Los milagros de San Francisco de Asís: Otros milagros de diversa índole
1. En el castro de Gagliano, de la diócesis de Valva, había una mujer llamada María, dedicada al devoto servicio de Cristo Jesús y de San Francisco. Un día de verano salió a ganarse el alimento necesario con sus propias manos.
Con el exagerado calor que hacía comenzó a desfallecer por los ardores de la sed. Sola en un árido monte y privada del alivio de toda bebida, casi exánime, caída en tierra, invocaba con encendido afecto del corazón a su abogado San Francisco. Mientras la mujer permanecía en humilde y ardiente súplica, extenuada por el trabajo, la sed y el calor, se durmió un poco. He aquí que, viniendo San Francisco a ella y llamándola por su nombre, le dijo: «Levántate y bebe el agua que por regalo de Dios se te brinda a ti y a otros muchos».
Al oír aquella voz despertó la mujer del sueño muy confortada; y, tirando de un helecho que había junto a ella, lo arrancó de raíz.

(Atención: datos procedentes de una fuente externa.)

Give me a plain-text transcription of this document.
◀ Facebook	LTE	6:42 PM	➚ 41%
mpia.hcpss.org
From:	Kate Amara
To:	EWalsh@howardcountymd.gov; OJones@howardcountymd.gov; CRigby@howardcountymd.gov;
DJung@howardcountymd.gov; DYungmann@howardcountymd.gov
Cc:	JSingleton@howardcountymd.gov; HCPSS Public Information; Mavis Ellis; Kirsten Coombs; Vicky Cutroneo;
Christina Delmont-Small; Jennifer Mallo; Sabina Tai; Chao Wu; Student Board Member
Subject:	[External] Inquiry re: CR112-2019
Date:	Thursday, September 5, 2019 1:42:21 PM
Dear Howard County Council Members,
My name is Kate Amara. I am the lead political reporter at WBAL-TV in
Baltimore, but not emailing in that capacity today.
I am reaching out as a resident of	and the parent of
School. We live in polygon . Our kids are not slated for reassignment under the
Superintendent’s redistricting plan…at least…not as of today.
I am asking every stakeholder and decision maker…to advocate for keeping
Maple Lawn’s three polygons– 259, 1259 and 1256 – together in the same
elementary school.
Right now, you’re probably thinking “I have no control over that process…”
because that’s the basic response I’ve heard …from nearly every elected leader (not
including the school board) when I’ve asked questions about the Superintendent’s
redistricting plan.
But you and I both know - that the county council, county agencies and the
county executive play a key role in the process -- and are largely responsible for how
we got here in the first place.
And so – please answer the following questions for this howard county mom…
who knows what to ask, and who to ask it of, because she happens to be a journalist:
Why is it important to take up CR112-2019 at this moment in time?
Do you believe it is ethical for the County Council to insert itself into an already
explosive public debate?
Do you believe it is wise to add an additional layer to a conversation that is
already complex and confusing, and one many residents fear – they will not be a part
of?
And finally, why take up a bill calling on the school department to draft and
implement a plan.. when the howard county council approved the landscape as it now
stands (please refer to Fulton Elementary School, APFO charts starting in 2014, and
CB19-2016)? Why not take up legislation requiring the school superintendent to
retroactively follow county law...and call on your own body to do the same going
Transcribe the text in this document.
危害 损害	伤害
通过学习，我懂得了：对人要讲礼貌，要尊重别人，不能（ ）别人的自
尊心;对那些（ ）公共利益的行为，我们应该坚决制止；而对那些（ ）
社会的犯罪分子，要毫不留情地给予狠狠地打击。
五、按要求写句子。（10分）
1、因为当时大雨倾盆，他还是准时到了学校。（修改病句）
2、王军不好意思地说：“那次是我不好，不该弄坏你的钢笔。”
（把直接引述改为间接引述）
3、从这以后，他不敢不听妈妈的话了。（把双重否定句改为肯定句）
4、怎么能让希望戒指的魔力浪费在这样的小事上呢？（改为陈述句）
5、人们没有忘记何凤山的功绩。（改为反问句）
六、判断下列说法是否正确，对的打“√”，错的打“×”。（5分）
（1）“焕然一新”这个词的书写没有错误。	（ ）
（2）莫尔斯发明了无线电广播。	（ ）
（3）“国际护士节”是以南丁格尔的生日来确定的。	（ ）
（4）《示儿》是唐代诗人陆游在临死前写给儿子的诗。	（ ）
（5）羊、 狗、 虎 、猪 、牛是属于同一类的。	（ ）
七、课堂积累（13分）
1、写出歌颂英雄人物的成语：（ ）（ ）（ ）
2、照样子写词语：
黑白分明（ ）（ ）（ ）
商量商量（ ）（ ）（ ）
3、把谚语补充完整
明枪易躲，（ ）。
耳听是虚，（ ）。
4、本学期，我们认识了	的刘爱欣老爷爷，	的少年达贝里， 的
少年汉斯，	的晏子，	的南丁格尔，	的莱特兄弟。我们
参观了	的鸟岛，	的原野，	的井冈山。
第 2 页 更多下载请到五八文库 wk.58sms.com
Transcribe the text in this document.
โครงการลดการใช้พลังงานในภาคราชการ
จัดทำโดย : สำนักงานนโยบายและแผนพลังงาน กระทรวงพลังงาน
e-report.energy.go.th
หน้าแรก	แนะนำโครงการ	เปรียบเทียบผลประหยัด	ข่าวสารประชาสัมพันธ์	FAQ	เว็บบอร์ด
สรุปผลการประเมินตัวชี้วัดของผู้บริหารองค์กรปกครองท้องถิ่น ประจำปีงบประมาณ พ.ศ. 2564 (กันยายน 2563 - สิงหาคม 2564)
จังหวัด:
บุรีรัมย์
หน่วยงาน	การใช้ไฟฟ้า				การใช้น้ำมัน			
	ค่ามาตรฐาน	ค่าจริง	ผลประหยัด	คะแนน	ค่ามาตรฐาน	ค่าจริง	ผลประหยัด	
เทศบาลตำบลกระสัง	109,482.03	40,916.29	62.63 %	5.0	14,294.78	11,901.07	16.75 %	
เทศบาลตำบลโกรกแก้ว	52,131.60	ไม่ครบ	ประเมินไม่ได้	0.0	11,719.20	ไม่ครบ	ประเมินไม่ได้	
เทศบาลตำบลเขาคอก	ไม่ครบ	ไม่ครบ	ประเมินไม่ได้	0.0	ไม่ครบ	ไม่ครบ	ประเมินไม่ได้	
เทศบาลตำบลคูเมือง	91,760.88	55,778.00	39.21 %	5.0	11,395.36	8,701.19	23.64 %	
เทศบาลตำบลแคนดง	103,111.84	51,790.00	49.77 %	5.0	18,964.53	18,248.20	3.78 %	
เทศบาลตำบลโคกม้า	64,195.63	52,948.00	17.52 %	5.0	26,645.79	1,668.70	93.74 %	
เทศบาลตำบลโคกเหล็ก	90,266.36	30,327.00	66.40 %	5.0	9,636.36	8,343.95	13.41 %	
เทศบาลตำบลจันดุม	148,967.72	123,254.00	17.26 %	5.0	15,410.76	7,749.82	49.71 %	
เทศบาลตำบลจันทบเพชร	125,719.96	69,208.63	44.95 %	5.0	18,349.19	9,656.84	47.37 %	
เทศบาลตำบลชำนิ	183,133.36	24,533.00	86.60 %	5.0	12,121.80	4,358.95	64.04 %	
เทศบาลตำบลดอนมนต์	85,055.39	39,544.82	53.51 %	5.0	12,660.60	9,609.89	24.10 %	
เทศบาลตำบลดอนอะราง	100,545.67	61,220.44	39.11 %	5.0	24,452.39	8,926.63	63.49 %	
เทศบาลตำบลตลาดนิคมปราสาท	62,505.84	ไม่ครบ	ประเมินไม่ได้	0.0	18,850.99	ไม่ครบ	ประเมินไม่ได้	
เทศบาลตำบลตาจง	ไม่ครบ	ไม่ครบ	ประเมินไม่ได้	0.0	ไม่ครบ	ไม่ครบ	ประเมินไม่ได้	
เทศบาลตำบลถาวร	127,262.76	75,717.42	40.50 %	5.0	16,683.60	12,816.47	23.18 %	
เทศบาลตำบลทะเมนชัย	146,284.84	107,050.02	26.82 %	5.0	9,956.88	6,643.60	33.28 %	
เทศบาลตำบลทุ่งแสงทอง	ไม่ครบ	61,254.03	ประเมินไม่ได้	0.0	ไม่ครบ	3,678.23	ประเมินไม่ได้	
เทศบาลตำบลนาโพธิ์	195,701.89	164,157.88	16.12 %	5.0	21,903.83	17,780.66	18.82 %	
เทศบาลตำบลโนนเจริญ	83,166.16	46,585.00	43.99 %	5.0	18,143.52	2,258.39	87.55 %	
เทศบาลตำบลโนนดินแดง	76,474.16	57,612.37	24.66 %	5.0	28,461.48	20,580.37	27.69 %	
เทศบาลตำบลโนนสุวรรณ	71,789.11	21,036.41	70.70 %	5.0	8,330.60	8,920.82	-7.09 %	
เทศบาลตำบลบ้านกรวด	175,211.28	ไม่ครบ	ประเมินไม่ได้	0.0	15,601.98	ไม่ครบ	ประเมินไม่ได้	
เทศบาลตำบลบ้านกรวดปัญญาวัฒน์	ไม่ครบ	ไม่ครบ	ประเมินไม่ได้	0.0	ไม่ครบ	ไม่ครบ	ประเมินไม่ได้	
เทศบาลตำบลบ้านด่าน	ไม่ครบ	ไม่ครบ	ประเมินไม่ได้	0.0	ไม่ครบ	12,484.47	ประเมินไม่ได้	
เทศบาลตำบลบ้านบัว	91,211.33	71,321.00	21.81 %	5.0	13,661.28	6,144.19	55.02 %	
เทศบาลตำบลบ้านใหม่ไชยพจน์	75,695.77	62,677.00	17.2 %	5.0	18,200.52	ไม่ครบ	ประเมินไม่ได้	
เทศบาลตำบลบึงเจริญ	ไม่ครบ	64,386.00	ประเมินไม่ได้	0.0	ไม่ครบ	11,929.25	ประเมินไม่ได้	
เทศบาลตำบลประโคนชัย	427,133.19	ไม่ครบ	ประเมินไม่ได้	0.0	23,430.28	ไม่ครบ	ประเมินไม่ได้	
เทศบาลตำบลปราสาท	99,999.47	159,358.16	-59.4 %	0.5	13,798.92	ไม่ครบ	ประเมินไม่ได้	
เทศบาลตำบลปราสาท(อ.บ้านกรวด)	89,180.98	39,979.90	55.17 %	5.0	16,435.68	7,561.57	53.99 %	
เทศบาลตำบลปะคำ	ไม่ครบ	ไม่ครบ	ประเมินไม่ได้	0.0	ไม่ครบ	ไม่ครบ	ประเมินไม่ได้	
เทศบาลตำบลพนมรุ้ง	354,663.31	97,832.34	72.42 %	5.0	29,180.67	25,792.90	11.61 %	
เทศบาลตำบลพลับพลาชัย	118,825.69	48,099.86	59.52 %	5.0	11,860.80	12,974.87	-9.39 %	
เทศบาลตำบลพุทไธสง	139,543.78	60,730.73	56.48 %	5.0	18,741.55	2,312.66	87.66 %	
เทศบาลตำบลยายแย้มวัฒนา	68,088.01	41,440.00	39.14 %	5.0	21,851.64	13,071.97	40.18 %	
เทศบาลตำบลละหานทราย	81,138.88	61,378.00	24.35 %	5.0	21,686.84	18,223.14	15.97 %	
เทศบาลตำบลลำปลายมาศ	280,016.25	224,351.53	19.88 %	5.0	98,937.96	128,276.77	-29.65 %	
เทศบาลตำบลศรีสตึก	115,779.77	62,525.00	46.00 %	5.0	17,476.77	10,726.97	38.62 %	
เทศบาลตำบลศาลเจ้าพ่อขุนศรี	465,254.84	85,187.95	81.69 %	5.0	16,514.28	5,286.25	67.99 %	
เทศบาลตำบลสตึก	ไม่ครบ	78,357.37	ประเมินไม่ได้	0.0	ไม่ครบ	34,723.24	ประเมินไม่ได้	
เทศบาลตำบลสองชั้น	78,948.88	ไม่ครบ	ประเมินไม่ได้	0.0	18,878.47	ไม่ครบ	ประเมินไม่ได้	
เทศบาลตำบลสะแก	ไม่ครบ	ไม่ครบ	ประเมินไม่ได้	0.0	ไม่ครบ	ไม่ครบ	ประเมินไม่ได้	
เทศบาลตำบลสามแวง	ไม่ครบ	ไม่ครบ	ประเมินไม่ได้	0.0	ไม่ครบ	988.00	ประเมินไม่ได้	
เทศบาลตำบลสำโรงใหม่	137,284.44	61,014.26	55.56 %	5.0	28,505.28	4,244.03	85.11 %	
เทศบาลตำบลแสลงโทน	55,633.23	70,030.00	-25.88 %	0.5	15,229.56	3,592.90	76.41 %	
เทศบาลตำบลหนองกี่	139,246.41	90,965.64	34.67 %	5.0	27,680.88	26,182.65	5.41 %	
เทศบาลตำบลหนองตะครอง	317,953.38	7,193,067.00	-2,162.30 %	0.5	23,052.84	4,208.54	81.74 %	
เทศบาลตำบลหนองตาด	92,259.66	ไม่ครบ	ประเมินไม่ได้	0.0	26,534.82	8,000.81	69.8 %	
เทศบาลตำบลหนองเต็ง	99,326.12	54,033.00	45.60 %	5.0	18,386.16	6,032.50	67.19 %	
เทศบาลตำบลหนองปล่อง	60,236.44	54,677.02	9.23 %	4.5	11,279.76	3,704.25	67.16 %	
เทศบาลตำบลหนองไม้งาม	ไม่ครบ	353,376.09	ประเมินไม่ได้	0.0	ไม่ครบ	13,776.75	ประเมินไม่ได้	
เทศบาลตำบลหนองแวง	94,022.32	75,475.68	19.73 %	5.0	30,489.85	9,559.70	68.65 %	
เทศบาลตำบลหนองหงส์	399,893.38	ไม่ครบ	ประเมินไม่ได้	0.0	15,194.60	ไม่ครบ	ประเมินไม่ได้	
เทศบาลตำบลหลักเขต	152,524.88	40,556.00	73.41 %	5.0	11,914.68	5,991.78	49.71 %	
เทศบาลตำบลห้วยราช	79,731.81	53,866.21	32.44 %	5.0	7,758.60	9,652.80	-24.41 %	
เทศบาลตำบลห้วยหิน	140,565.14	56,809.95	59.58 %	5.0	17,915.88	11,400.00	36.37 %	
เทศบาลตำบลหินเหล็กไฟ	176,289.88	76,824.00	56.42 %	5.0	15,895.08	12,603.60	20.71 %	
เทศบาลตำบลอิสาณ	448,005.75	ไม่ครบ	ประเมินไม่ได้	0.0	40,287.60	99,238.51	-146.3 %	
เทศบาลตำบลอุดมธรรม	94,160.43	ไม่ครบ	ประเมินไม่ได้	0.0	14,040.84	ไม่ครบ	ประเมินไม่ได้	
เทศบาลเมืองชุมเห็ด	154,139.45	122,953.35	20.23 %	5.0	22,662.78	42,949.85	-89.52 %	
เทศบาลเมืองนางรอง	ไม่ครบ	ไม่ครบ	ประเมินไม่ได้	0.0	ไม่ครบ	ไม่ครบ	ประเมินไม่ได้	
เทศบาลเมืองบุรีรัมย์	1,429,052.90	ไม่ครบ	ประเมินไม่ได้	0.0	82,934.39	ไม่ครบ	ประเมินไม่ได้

Cavando luego alrededor con un palito, encontró agua viva, que al principio parecía sólo destilar como un hilo cristalino, y súbitamente se convirtió, por el poder de Dios, en una fuente.
Bebió, pues, la mujer hasta saciarse y lavó los ojos, que tenía antes oscurecidos por el largo penar, y que desde aquel momento sintió inundados de luz. Con paso ligero se dirigió la mujer a su casa, comunicando a todos, para gloria de San Francisco, tan estupendo milagro.
Concurrieron muchos al lugar atraídos por la fama del prodigio, y comprobaron por la experiencia el admirable poder de aquella agua; muchísimos, previa la confesión de sus pecados, al contacto de la misma, han quedado libres de las consecuencias desastrosas de varias enfermedades.
Persiste todavía visible aquella fuente, y junto a ella ha sido construida una pequeña ermita en honor a San Francisco.
2. En Sahagún, villa de España, el Santo hizo reverdecer milagrosamente, contra toda esperanza, un cerezo que, estando completamente seco, se cubrió de hojas, flores y frutos. También a los habitantes de Villasilos, de modo milagroso, los liberó de una peste de gusanos que corroían los viñedos de sus confines.
Junto a Palencia, atendiendo a las confiadas súplicas de un sacerdote, limpió completamente un hórreo, que le pertenecía, de los gusanos del grano que todos los años lo infestaban.
En las tierras de cierto señor de Petramala, en la Pulla, confiadas humildemente al cuidado del Santo, hizo éste desaparecer completamente la peste de la langosta; con la particularidad de que todas las otras tierras colindantes fueron devoradas por dicha plaga.
3. Un hombre llamado Martín había llevado sus bueyes a pastar lejos del castro. Uno de los bueyes se accidentó con tan mala fortuna, que se rompió una pata. Como no había ninguna esperanza de remedio para el caso, resolvió desollarlo. Al no tener a mano instrumento adecuado para hacerlo, retornó a su casa, dejando el buey al cuidado del bienaventurado Francisco. Se lo encomendó a su fiel custodia para que no fuese devorado por los lobos antes de su regreso.
A la mañana siguiente, muy temprano, volvió con el desollador al lugar donde dejó el buey, y lo encontró paciendo tan por completo curado que no se distinguía en él ninguna diferencia entre una y otra pata.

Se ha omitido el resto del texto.